Search code examples
pythonpython-2.7python-itertools

pythonic way: Iterator chaining and resource management


I find it difficult to articulate smoothly chained iterators and resource management in Python.

It will probably be clearer by examining a concrete example:

I have this little program that works on a bunch of similar, yet different csv files. As they are shared with other co-workers, I need to open and close them frequently.
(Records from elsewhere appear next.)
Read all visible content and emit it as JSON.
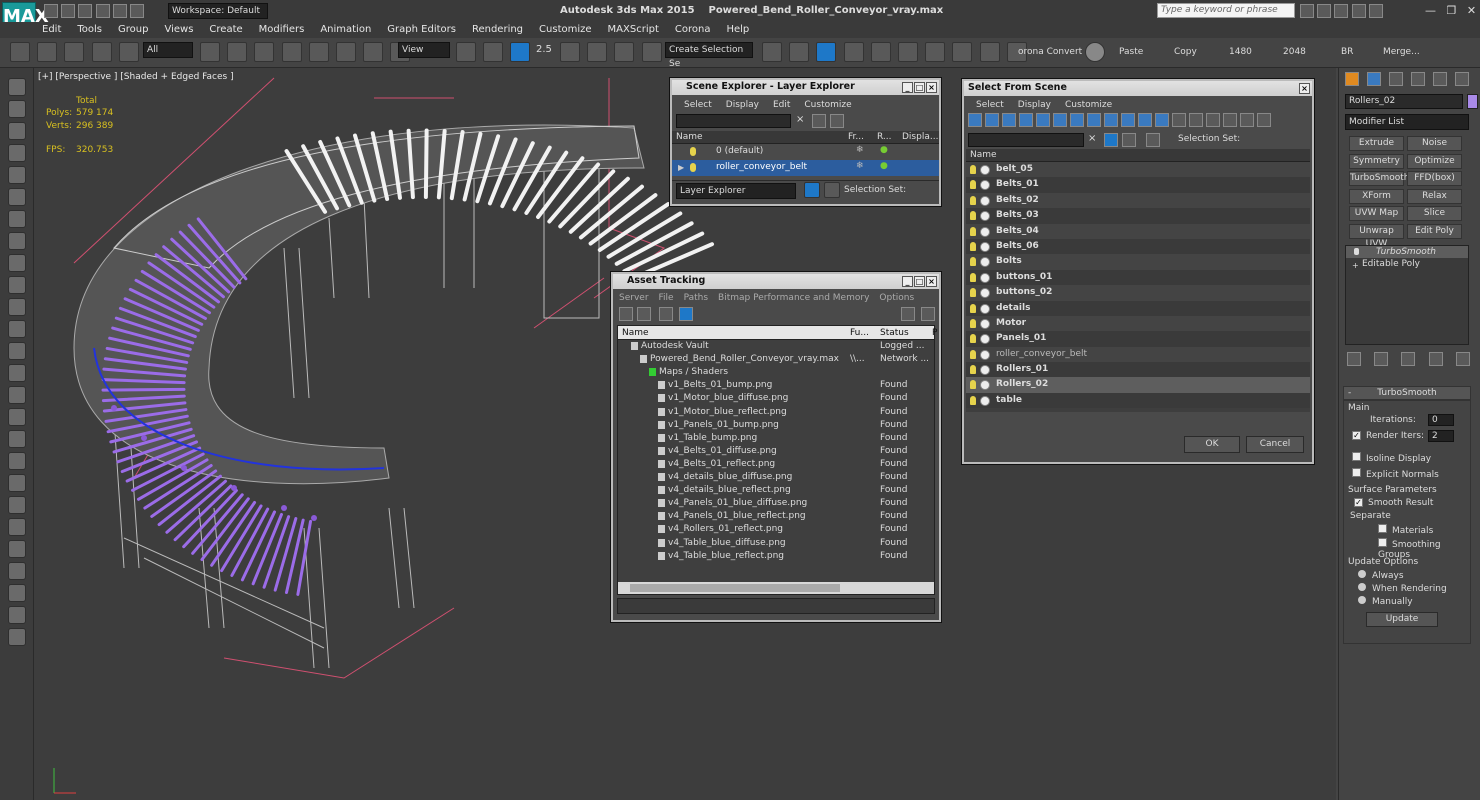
{
  "app": {
    "title": "Autodesk 3ds Max  2015",
    "file": "Powered_Bend_Roller_Conveyor_vray.max",
    "workspace": "Workspace: Default",
    "search_placeholder": "Type a keyword or phrase",
    "logo": "MAX"
  },
  "menu": [
    "Edit",
    "Tools",
    "Group",
    "Views",
    "Create",
    "Modifiers",
    "Animation",
    "Graph Editors",
    "Rendering",
    "Customize",
    "MAXScript",
    "Corona",
    "Help"
  ],
  "toolbar": {
    "filter": "All",
    "ref_coord": "View",
    "selection_set": "Create Selection Se",
    "snap_value": "2.5",
    "corona_convert": "orona Convert",
    "paste": "Paste",
    "copy": "Copy",
    "w": "1480",
    "h": "2048",
    "br": "BR",
    "merge": "Merge..."
  },
  "viewport": {
    "label": "[+] [Perspective ] [Shaded + Edged Faces ]",
    "stats": {
      "total_label": "Total",
      "polys_label": "Polys:",
      "polys": "579 174",
      "verts_label": "Verts:",
      "verts": "296 389",
      "fps_label": "FPS:",
      "fps": "320.753"
    }
  },
  "scene_explorer": {
    "title": "Scene Explorer - Layer Explorer",
    "menu": [
      "Select",
      "Display",
      "Edit",
      "Customize"
    ],
    "cols": [
      "Name",
      "Fr...",
      "R...",
      "Displa..."
    ],
    "rows": [
      "0 (default)",
      "roller_conveyor_belt"
    ],
    "footer_dd": "Layer Explorer",
    "footer_sel": "Selection Set:"
  },
  "asset_tracking": {
    "title": "Asset Tracking",
    "menu": [
      "Server",
      "File",
      "Paths",
      "Bitmap Performance and Memory",
      "Options"
    ],
    "cols": [
      "Name",
      "Fu...",
      "Status",
      "P"
    ],
    "rows": [
      {
        "name": "Autodesk Vault",
        "fu": "",
        "status": "Logged ...",
        "indent": 1
      },
      {
        "name": "Powered_Bend_Roller_Conveyor_vray.max",
        "fu": "\\\\...",
        "status": "Network ...",
        "indent": 2
      },
      {
        "name": "Maps / Shaders",
        "fu": "",
        "status": "",
        "indent": 3
      },
      {
        "name": "v1_Belts_01_bump.png",
        "fu": "",
        "status": "Found",
        "indent": 4
      },
      {
        "name": "v1_Motor_blue_diffuse.png",
        "fu": "",
        "status": "Found",
        "indent": 4
      },
      {
        "name": "v1_Motor_blue_reflect.png",
        "fu": "",
        "status": "Found",
        "indent": 4
      },
      {
        "name": "v1_Panels_01_bump.png",
        "fu": "",
        "status": "Found",
        "indent": 4
      },
      {
        "name": "v1_Table_bump.png",
        "fu": "",
        "status": "Found",
        "indent": 4
      },
      {
        "name": "v4_Belts_01_diffuse.png",
        "fu": "",
        "status": "Found",
        "indent": 4
      },
      {
        "name": "v4_Belts_01_reflect.png",
        "fu": "",
        "status": "Found",
        "indent": 4
      },
      {
        "name": "v4_details_blue_diffuse.png",
        "fu": "",
        "status": "Found",
        "indent": 4
      },
      {
        "name": "v4_details_blue_reflect.png",
        "fu": "",
        "status": "Found",
        "indent": 4
      },
      {
        "name": "v4_Panels_01_blue_diffuse.png",
        "fu": "",
        "status": "Found",
        "indent": 4
      },
      {
        "name": "v4_Panels_01_blue_reflect.png",
        "fu": "",
        "status": "Found",
        "indent": 4
      },
      {
        "name": "v4_Rollers_01_reflect.png",
        "fu": "",
        "status": "Found",
        "indent": 4
      },
      {
        "name": "v4_Table_blue_diffuse.png",
        "fu": "",
        "status": "Found",
        "indent": 4
      },
      {
        "name": "v4_Table_blue_reflect.png",
        "fu": "",
        "status": "Found",
        "indent": 4
      }
    ]
  },
  "select_from_scene": {
    "title": "Select From Scene",
    "menu": [
      "Select",
      "Display",
      "Customize"
    ],
    "selection_set": "Selection Set:",
    "col": "Name",
    "items": [
      "belt_05",
      "Belts_01",
      "Belts_02",
      "Belts_03",
      "Belts_04",
      "Belts_06",
      "Bolts",
      "buttons_01",
      "buttons_02",
      "details",
      "Motor",
      "Panels_01",
      "roller_conveyor_belt",
      "Rollers_01",
      "Rollers_02",
      "table"
    ],
    "ok": "OK",
    "cancel": "Cancel"
  },
  "command_panel": {
    "object_name": "Rollers_02",
    "modifier_list": "Modifier List",
    "buttons": [
      "Extrude",
      "Noise",
      "Symmetry",
      "Optimize",
      "TurboSmooth",
      "FFD(box)",
      "XForm",
      "Relax",
      "UVW Map",
      "Slice",
      "Unwrap UVW",
      "Edit Poly"
    ],
    "stack": [
      "TurboSmooth",
      "Editable Poly"
    ],
    "rollout_title": "TurboSmooth",
    "main_label": "Main",
    "iterations_label": "Iterations:",
    "iterations": "0",
    "render_iters_label": "Render Iters:",
    "render_iters": "2",
    "isoline": "Isoline Display",
    "explicit_normals": "Explicit Normals",
    "surface_params": "Surface Parameters",
    "smooth_result": "Smooth Result",
    "separate": "Separate",
    "materials": "Materials",
    "smoothing_groups": "Smoothing Groups",
    "update_options": "Update Options",
    "always": "Always",
    "when_rendering": "When Rendering",
    "manually": "Manually",
    "update": "Update"
  }
}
Moreover, I need to transform and filter their content. So I have a lot of different fonctions of this kind:

def doSomething(fpath):
    with open(fpath) as fh:
        r=csv.reader(fh, delimiter=';')
        s=imap(lambda row: fn(row), r)
        t=ifilter(lambda row: test(row), s)
        for row in t:
            doTheThing(row)

That's nice and readable, but, as I said, I have a lot of those and I end up copy-pasting a lot more than I'd wish. But of course I can't refactor the common code into a function returning an iterator:

def iteratorOver(fpath):
    with open(fpath) as fh:
        r=csv.reader(fh, delimiter=';')
        return r #oops! fh is closed by the time I use it

A first step to refactor the code would be to create another 'with-enabled' class:

def openCsv(fpath):
    class CsvManager(object):
        def __init__(self, fpath):
            self.fh=open(fpath)
        def __enter__(self):
            return csv.reader(self.fh, delimiter=';')
        def __exit__(self, type, value, traceback):
            self.fh.close()

and then:

with openCsv('a_path') as r:
    s=imap(lambda row: fn(row), r)
    t=ifilter(lambda row: test(row), s)
    for row in t:
        doTheThing(row)

But I only reduced the boilerplate of each function by one step.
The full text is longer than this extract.